1. [SOLVED] Complex Trig proof

*This is exactly how the question reads from the book

Using the fact that a complex equation is really two real equations, find the double angle formulas (for Sin2 $\theta\$, Cos2 $\theta\$ ) by using this equation: (e^i $\theta\$)^n = (Cos $\theta\$+ iSin $\theta\$)^n = Cos n $\theta\$ + iSin n $\theta\$

I know if you put in 2 for n and just exapand it out I can get it but I figured that there might be some other way to prove it. Just seems a bit simple but any help or insight would be greatly appriciated.

2. Hello,
Originally Posted by gidget
*This is exactly how the question reads from the book

Using the fact that a complex equation is really two real equations, find the double angle formulas (for Sin2 $\theta\$, Cos2 $\theta\$ ) by using this equation: (e^i $\theta\$)^n = (Cos $\theta\$+ iSin $\theta\$)^n = Cos n $\theta\$ + iSin n $\theta\$

I know if you put in 2 for n and just exapand it out I can get it but I figured that there might be some other way to prove it. Just seems a bit simple but any help or insight would be greatly appriciated.
Nope, you'll just have to expan $(\cos \theta + i \sin \theta)^2$

Note that $\cos(2 \theta)$ is the real part of it, and $\sin(2 \theta)$ the imaginary part.

3. Hello, gidget!

Using the fact that a complex equation is really two real equations,
find the double-angle formulas for $\sin2\theta,\;\cos2\theta$
by using this equation: $(e^{i\theta})^n \:=\: (\cos\theta + i\sin\theta)^n \:=\: \cos(n]\theta) + i\sin(n\theta)$

I know if you put in $n=2$ and just expand it out. I can get it.
But I figured that there might be some other way to prove it.
. .
I don't know of a simpler way.
I'm truly grateful for this method of cranking out multiple-angle identities.

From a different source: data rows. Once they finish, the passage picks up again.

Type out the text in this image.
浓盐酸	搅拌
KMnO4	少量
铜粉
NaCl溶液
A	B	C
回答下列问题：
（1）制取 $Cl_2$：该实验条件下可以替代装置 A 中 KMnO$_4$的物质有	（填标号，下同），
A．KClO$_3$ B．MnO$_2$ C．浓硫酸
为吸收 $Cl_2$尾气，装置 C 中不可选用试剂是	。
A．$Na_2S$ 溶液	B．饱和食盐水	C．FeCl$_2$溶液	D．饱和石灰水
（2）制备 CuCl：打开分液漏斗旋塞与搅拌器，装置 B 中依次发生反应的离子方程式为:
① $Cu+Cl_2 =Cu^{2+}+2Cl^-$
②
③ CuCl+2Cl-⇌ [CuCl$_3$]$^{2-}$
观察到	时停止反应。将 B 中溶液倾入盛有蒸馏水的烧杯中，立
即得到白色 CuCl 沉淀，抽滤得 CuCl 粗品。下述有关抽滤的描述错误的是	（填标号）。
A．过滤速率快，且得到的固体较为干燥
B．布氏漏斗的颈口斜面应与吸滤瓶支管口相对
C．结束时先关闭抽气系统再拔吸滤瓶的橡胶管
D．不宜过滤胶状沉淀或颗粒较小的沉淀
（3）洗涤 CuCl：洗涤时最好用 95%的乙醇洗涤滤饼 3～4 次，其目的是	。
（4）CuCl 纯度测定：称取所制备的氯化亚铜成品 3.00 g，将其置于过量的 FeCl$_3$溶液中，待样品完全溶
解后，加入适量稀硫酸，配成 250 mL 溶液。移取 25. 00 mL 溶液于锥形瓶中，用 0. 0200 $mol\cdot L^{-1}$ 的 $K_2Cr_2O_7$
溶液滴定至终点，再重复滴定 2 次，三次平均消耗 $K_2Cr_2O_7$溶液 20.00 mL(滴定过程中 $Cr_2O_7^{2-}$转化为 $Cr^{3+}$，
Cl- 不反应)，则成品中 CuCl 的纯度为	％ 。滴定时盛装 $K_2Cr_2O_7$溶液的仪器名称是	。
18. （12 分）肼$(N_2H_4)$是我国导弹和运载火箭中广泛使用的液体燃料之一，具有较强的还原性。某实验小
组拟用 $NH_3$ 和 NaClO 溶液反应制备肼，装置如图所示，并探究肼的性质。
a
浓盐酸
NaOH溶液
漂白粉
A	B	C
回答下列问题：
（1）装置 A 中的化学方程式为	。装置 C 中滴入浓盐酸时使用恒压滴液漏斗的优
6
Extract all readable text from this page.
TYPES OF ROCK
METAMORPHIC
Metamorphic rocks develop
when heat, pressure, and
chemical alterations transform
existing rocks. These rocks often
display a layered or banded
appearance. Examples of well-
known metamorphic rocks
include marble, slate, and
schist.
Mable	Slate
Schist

If we want a formula for $\cos3\theta$, we'd normally proceed like this:

$\cos3\theta \;=\;\cos(\theta + 2\theta)$

. . . . $= \;\cos\theta\cos2\theta - \sin\theta\sin2\theta$

. . . . $= \;\cos\theta (2\cos^2\!\theta - 1) - \sin\theta(2\sin\theta\cos\theta)$

. . . . $= \;2\cos^3\!\theta - \cos\theta - 2\sin^2\!\theta\cos\theta$

. . . . $= \;2\cos^3\!\theta - \cos\theta - 2(1-\cos^2\!\theta)\cos\theta$

. . . . $= \;2\cos^3\!\theta - \cos\theta - 2\cos\theta + 2\cos^3\!\theta$

Therefore: . $\boxed{\cos3\theta \;=\;4\cos^3\!\theta - 3\cos\theta}$

Then we must repeat the process for $\sin3\theta.$

Using Demoivre's Formula, we have:

$\cos(3\theta) + i\sin(3\theta) \;=\;(\cos\theta + i\sin\theta)^3$

. . . . . . . . . . . . $=\;\cos^3\!\theta + 3i\cos^2\theta\sin\theta - 3\cos\theta\sin^2\!\theta - i\sin^3\!\theta$

. . . . . . . . . . . . $= \;\left(\cos^3\!\theta - 3\cos\theta\sin^2\!\theta\right) + i\left(3\cos^2\!\theta\sin\theta - \sin^3\!\theta\right)$

. . . . . . . . . . . . $=\;\left(\cos^3\!\theta - 3\cos\theta[1-\cos^2\!\theta]\right) + i\left(3[1-\sin^2\!\theta]\sin\theta - \sin^3\!\theta\right)$

. . . . . . . . . . . . $= \;\left(4\cos^3\!\theta - 3\cos\theta\right) + i\left(3\sin\theta - 4\sin^3\!\theta\right)$

Equating real and imaginary components, we have:

. . . . $\begin{array}{ccc} \boxed{\cos3\theta \;=\; 4\cos^3\!\theta - 3\cos\theta} \\ \\[-3mm] \boxed{\sin3\theta \;=\; 3\sin\theta - 4\sin^3\theta} \end{array}$

And we have both formulas . . . with much less work!